Still, rejoicing in the redemption stories of people who have done me grave injustice? That’s another matter. It’s hard. Sometimes impossible for me. To put it crudely: Don’t you just hate it when your despicable enemy walks away from the fight and decides to live well, responsibly and happily? Especially when the "redemption" does not include even a lame attempt at accounting for his/her behavior toward you!
Yeah. Great. Glad that all worked out for you.
It sounds like your ex-husband has found in the occasion of divorce an inspiration to show up as a quality father. This is indeed a redemptive move for him. And it’s not uncommon. A ton of men who were uninvolved, not-very-present fathers and husbands find divorce to be a wake-up call. Divorce is a high price to pay for this fatherly evolution, but a redemptive blessing it is, nonetheless.

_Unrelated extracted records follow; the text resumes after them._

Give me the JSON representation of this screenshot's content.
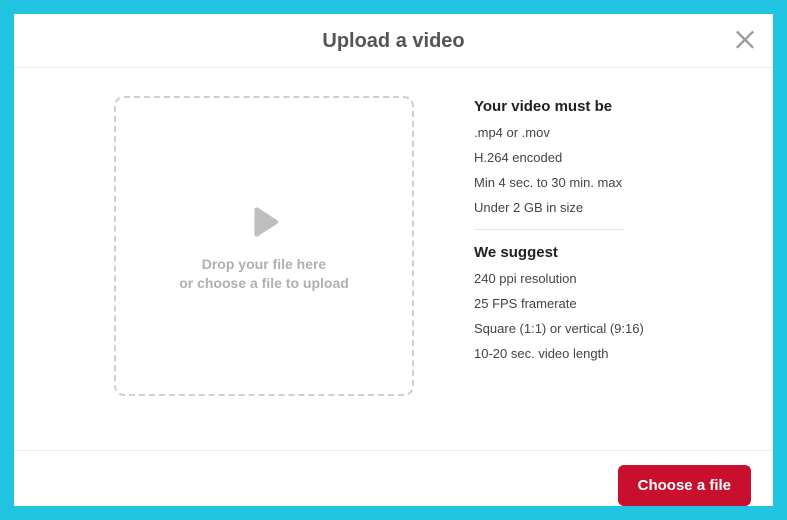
{
  "modal": {
    "title": "Upload a video"
  },
  "dropzone": {
    "line1": "Drop your file here",
    "line2": "or choose a file to upload"
  },
  "requirements": {
    "title": "Your video must be",
    "items": [
      ".mp4 or .mov",
      "H.264 encoded",
      "Min 4 sec. to 30 min. max",
      "Under 2 GB in size"
    ]
  },
  "suggestions": {
    "title": "We suggest",
    "items": [
      "240 ppi resolution",
      "25 FPS framerate",
      "Square (1:1) or vertical (9:16)",
      "10-20 sec. video length"
    ]
  },
  "footer": {
    "choose_file_label": "Choose a file"
  },
  "colors": {
    "frame_bg": "#20c4e0",
    "primary_button": "#c8102e"
  }
}
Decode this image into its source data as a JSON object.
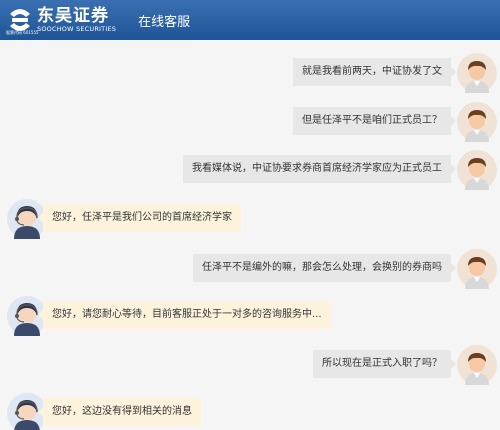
{
  "header": {
    "brand_cn": "东吴证券",
    "brand_en": "SOOCHOW SECURITIES",
    "brand_tag": "股票代码 601555",
    "title": "在线客服",
    "brand_color": "#1f5597"
  },
  "chat": {
    "messages": [
      {
        "sender": "user",
        "text": "就是我看前两天，中证协发了文"
      },
      {
        "sender": "user",
        "text": "但是任泽平不是咱们正式员工？"
      },
      {
        "sender": "user",
        "text": "我看媒体说，中证协要求券商首席经济学家应为正式员工"
      },
      {
        "sender": "agent",
        "text": "您好，任泽平是我们公司的首席经济学家"
      },
      {
        "sender": "user",
        "text": "任泽平不是编外的嘛，那会怎么处理，会换别的券商吗"
      },
      {
        "sender": "agent",
        "text": "您好，请您耐心等待，目前客服正处于一对多的咨询服务中..."
      },
      {
        "sender": "user",
        "text": "所以现在是正式入职了吗？"
      },
      {
        "sender": "agent",
        "text": "您好，这边没有得到相关的消息"
      }
    ]
  }
}
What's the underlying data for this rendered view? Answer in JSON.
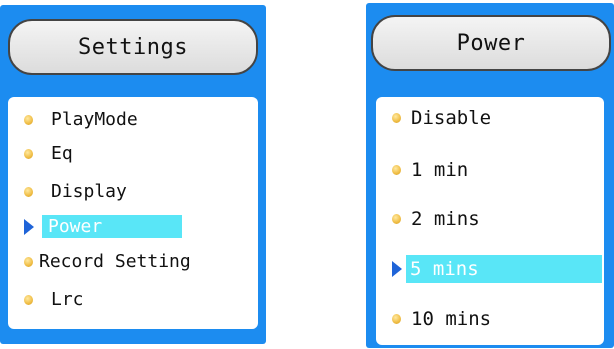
{
  "settings_screen": {
    "title": "Settings",
    "items": [
      {
        "label": "PlayMode",
        "selected": false
      },
      {
        "label": "Eq",
        "selected": false
      },
      {
        "label": "Display",
        "selected": false
      },
      {
        "label": "Power",
        "selected": true
      },
      {
        "label": "Record Setting",
        "selected": false
      },
      {
        "label": "Lrc",
        "selected": false
      }
    ]
  },
  "power_screen": {
    "title": "Power",
    "items": [
      {
        "label": "Disable",
        "selected": false
      },
      {
        "label": "1 min",
        "selected": false
      },
      {
        "label": "2 mins",
        "selected": false
      },
      {
        "label": "5 mins",
        "selected": true
      },
      {
        "label": "10 mins",
        "selected": false
      }
    ]
  },
  "colors": {
    "frame": "#1c8cf0",
    "highlight": "#59e6f7",
    "bullet": "#f1c04a",
    "pointer": "#1f64d8"
  },
  "icons": {
    "bullet": "round-bullet-icon",
    "selection": "play-triangle-icon"
  }
}
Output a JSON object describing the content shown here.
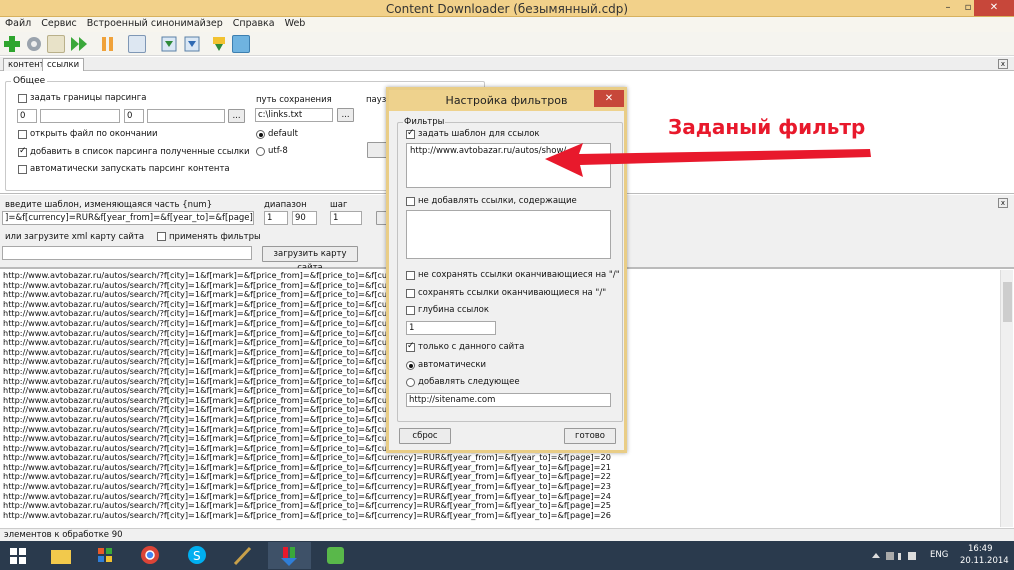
{
  "window": {
    "title": "Content Downloader (безымянный.cdp)",
    "minimize": "–",
    "maximize": "▫",
    "close": "✕"
  },
  "menu": [
    "Файл",
    "Сервис",
    "Встроенный синонимайзер",
    "Справка",
    "Web"
  ],
  "tabs": [
    {
      "label": "контент"
    },
    {
      "label": "ссылки"
    }
  ],
  "close_x": "x",
  "general": {
    "group_label": "Общее",
    "set_bounds": "задать границы парсинга",
    "bound_a": "0",
    "bound_b": "0",
    "browse": "...",
    "open_file_end": "открыть файл по окончании",
    "add_to_list": "добавить в список парсинга полученные ссылки",
    "auto_start": "автоматически запускать парсинг контента",
    "save_path_label": "путь сохранения",
    "save_path": "c:\\links.txt",
    "pause_label": "пауза",
    "enc_default": "default",
    "enc_utf8": "utf-8"
  },
  "template": {
    "label": "введите шаблон, изменяющаяся часть {num}",
    "value": "]=&f[currency]=RUR&f[year_from]=&f[year_to]=&f[page]={num}",
    "range_label": "диапазон",
    "range_from": "1",
    "range_to": "90",
    "step_label": "шаг",
    "step": "1",
    "xml_label": "или загрузите xml карту сайта",
    "apply_filters": "применять фильтры",
    "load_sitemap": "загрузить карту сайта"
  },
  "list": {
    "row_left": "http://www.avtobazar.ru/autos/search/?f[city]=1&f[mark]=&f[price_from]=&f[price_to]=&f[currency]=RU",
    "row_right_prefix": "R&f[year_from]=&f[year_to]=&f[page]=",
    "rows": [
      "http://www.avtobazar.ru/autos/search/?f[city]=1&f[mark]=&f[price_from]=&f[price_to]=&f[currency]=RU",
      "http://www.avtobazar.ru/autos/search/?f[city]=1&f[mark]=&f[price_from]=&f[price_to]=&f[currency]=RU",
      "http://www.avtobazar.ru/autos/search/?f[city]=1&f[mark]=&f[price_from]=&f[price_to]=&f[currency]=RU",
      "http://www.avtobazar.ru/autos/search/?f[city]=1&f[mark]=&f[price_from]=&f[price_to]=&f[currency]=RU",
      "http://www.avtobazar.ru/autos/search/?f[city]=1&f[mark]=&f[price_from]=&f[price_to]=&f[currency]=RU",
      "http://www.avtobazar.ru/autos/search/?f[city]=1&f[mark]=&f[price_from]=&f[price_to]=&f[currency]=RU",
      "http://www.avtobazar.ru/autos/search/?f[city]=1&f[mark]=&f[price_from]=&f[price_to]=&f[currency]=RU",
      "http://www.avtobazar.ru/autos/search/?f[city]=1&f[mark]=&f[price_from]=&f[price_to]=&f[currency]=RU",
      "http://www.avtobazar.ru/autos/search/?f[city]=1&f[mark]=&f[price_from]=&f[price_to]=&f[currency]=RU",
      "http://www.avtobazar.ru/autos/search/?f[city]=1&f[mark]=&f[price_from]=&f[price_to]=&f[currency]=RU",
      "http://www.avtobazar.ru/autos/search/?f[city]=1&f[mark]=&f[price_from]=&f[price_to]=&f[currency]=RU",
      "http://www.avtobazar.ru/autos/search/?f[city]=1&f[mark]=&f[price_from]=&f[price_to]=&f[currency]=RU",
      "http://www.avtobazar.ru/autos/search/?f[city]=1&f[mark]=&f[price_from]=&f[price_to]=&f[currency]=RU",
      "http://www.avtobazar.ru/autos/search/?f[city]=1&f[mark]=&f[price_from]=&f[price_to]=&f[currency]=RU",
      "http://www.avtobazar.ru/autos/search/?f[city]=1&f[mark]=&f[price_from]=&f[price_to]=&f[currency]=RU",
      "http://www.avtobazar.ru/autos/search/?f[city]=1&f[mark]=&f[price_from]=&f[price_to]=&f[currency]=RU",
      "http://www.avtobazar.ru/autos/search/?f[city]=1&f[mark]=&f[price_from]=&f[price_to]=&f[currency]=RU",
      "http://www.avtobazar.ru/autos/search/?f[city]=1&f[mark]=&f[price_from]=&f[price_to]=&f[currency]=RU",
      "http://www.avtobazar.ru/autos/search/?f[city]=1&f[mark]=&f[price_from]=&f[price_to]=&f[currency]=RUR&f[year_from]=&f[year_to]=&f[page]=19",
      "http://www.avtobazar.ru/autos/search/?f[city]=1&f[mark]=&f[price_from]=&f[price_to]=&f[currency]=RUR&f[year_from]=&f[year_to]=&f[page]=20",
      "http://www.avtobazar.ru/autos/search/?f[city]=1&f[mark]=&f[price_from]=&f[price_to]=&f[currency]=RUR&f[year_from]=&f[year_to]=&f[page]=21",
      "http://www.avtobazar.ru/autos/search/?f[city]=1&f[mark]=&f[price_from]=&f[price_to]=&f[currency]=RUR&f[year_from]=&f[year_to]=&f[page]=22",
      "http://www.avtobazar.ru/autos/search/?f[city]=1&f[mark]=&f[price_from]=&f[price_to]=&f[currency]=RUR&f[year_from]=&f[year_to]=&f[page]=23",
      "http://www.avtobazar.ru/autos/search/?f[city]=1&f[mark]=&f[price_from]=&f[price_to]=&f[currency]=RUR&f[year_from]=&f[year_to]=&f[page]=24",
      "http://www.avtobazar.ru/autos/search/?f[city]=1&f[mark]=&f[price_from]=&f[price_to]=&f[currency]=RUR&f[year_from]=&f[year_to]=&f[page]=25",
      "http://www.avtobazar.ru/autos/search/?f[city]=1&f[mark]=&f[price_from]=&f[price_to]=&f[currency]=RUR&f[year_from]=&f[year_to]=&f[page]=26"
    ]
  },
  "status": "элементов к обработке 90",
  "dialog": {
    "title": "Настройка фильтров",
    "close": "✕",
    "group_label": "Фильтры",
    "set_template": "задать шаблон для ссылок",
    "template_value": "http://www.avtobazar.ru/autos/show/",
    "no_add_containing": "не добавлять ссылки, содержащие",
    "no_save_ending": "не сохранять ссылки оканчивающиеся на  \"/\"",
    "save_ending": "сохранять ссылки оканчивающиеся на \"/\"",
    "depth": "глубина ссылок",
    "depth_value": "1",
    "only_site": "только с данного сайта",
    "auto": "автоматически",
    "add_next": "добавлять следующее",
    "site_value": "http://sitename.com",
    "reset": "сброс",
    "done": "готово"
  },
  "annotation": "Заданый фильтр",
  "taskbar": {
    "lang": "ENG",
    "time": "16:49",
    "date": "20.11.2014"
  },
  "colors": {
    "titlebar": "#f2d18a",
    "close": "#c7473a",
    "callout": "#e8192c",
    "taskbar": "#2a3a4d"
  }
}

Here’s some uncommon advice: Stop pounding on yourself to forgive your ex-husband. You are rightfully happy for your sons’ thriving with a healthier father. Fine. A good mother should want her children to thrive with their father. But keep that celebration radically separate from your beliefs, values and hopes regarding forgiveness. Two distinct issues.
Forgiveness? Forgiveness is less a decision than a miracle. Some evils are beyond the individual human will to reconcile. Instead of clamoring at yourself to forgive him, I would urge you to consider strategies to take your power back. That’s the more pressing issue. This man still has power over you, power that you gave to him, unwittingly, in the marriage.

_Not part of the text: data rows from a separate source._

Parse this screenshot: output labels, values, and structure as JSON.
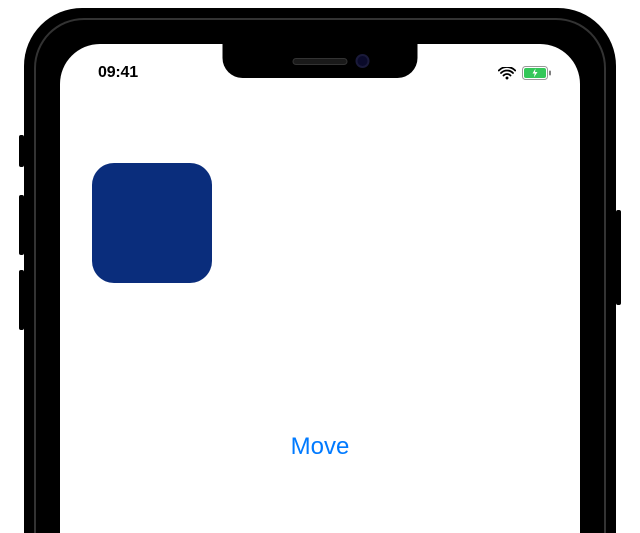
{
  "statusBar": {
    "time": "09:41"
  },
  "content": {
    "boxColor": "#0a2d7c",
    "buttonLabel": "Move",
    "buttonColor": "#007aff"
  }
}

Your goal for now should not be first and foremost to forgive him; rather, to render him irrelevant. There is a way to be a faithful, divorced co-parent, to be happy for your sons, and to maintain a radical distance between you and your tormentor, simultaneously.
Boundaries, boundaries, boundaries. Decide right now to never discuss anything with him except the logistics, nurture and strategies for co-parenting. Don’t "make nice." Don’t make small talk. When kids’ events force you into proximity, minimize eye contact. Don’t initiate anything. When addressed, your tone and demeanor should be ultrasmooth, professional, so polite that he will wonder if he’s talking to a hologram.
Absolutely minimize "doing things together with the kids." Don’t open Christmas presents together. If possible, divide the kids’ birthdays by the half-day. Start now making sure that your children’s relationships with you and with their dad are very, very separate things.
Make yourself, when possible, strategically unavailable for voice-to-voice communications, and maximize voice mail and e-mail.
He deserves your distance. It is, for now, an important witness, both to his misdeeds and to your self-respect. But he’s not worth the energy of your disdain.